The Financial Conduct Authority, one of the main financial regulators in the United Kingdom, has created a business strategy that prioritizes crypto market regulation.
The Financial Conduct Authority in the UK has published a business plan listing all its objectives for the next twelve months. The crypto market is also an important part of its agenda. The regulator mentioned it would look into preventing ‘market abuse.’ Regarding crypto market regulation, it would draft a market abuse regime for crypto assets.
Intervention and monitoring systems will also help prevent market abuse, said the plan. The Financial Conduct Authority will also improve these systems to implement its plans effectively. Further, it will develop cross-asset class visualizations and network analysis as part of its superior analytics capabilities.

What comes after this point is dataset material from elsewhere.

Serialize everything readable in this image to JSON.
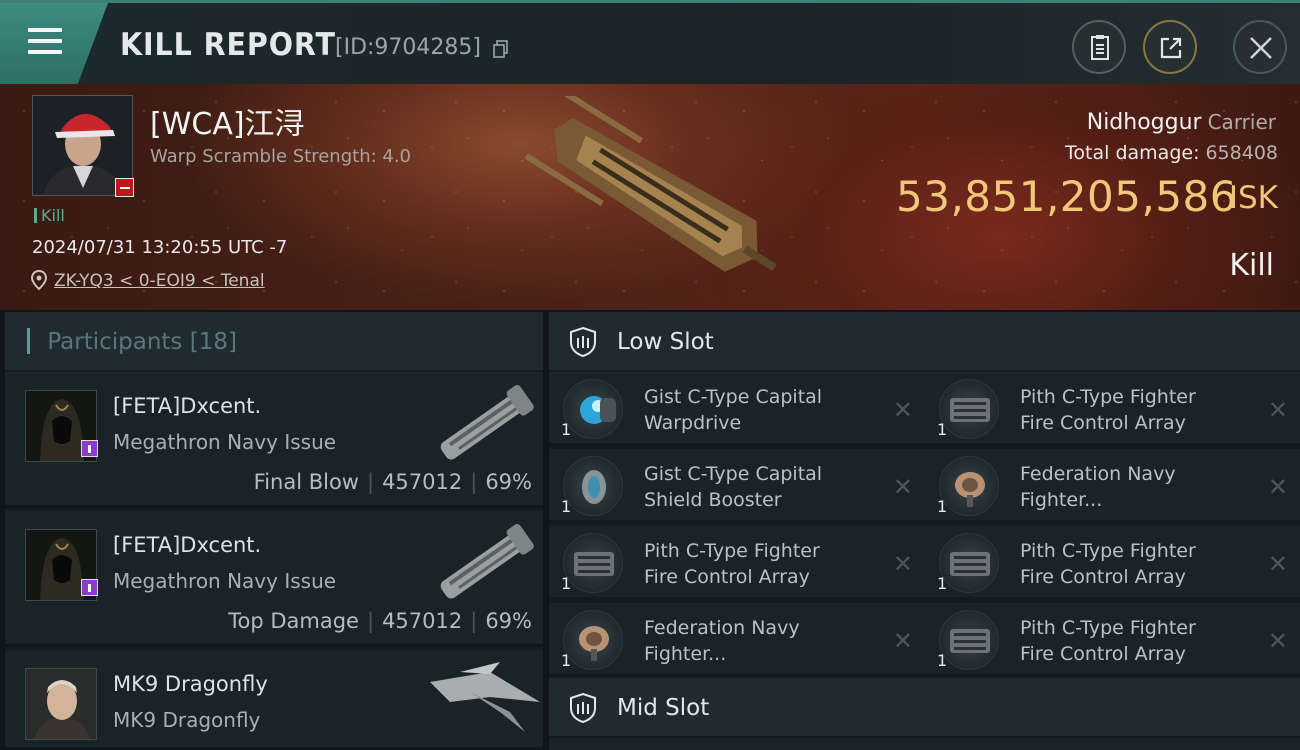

The FCA said, “We will assist in delivering a proportionate market abuse regime for Crypto Assets and the PISCES [Private intermittent Share and Capital Exchange Service] facility.” The UK crypto sector could most likely benefit from the measures, as the FCA stated they would support innovation.
At the same time, the host of new measures could also help prevent scams and fraud in the sector. The FCA would also conduct awareness campaigns to educate consumers.
UK crypto firms would also have another aspect of their operations under the FCA’s monitoring. The regulator would continue to oversee and regulate crypto promotion by these firms. New rules for crypto promotion and marketing also surfaced around November of last year. The FCA, which was at the forefront of those rules, released a guidance document for UK crypto firms at the time.
The new development of crypto market regulation happened a few days after another event. A week ago, the UK Treasury specified the importance of the FCA in regulating crypto firms.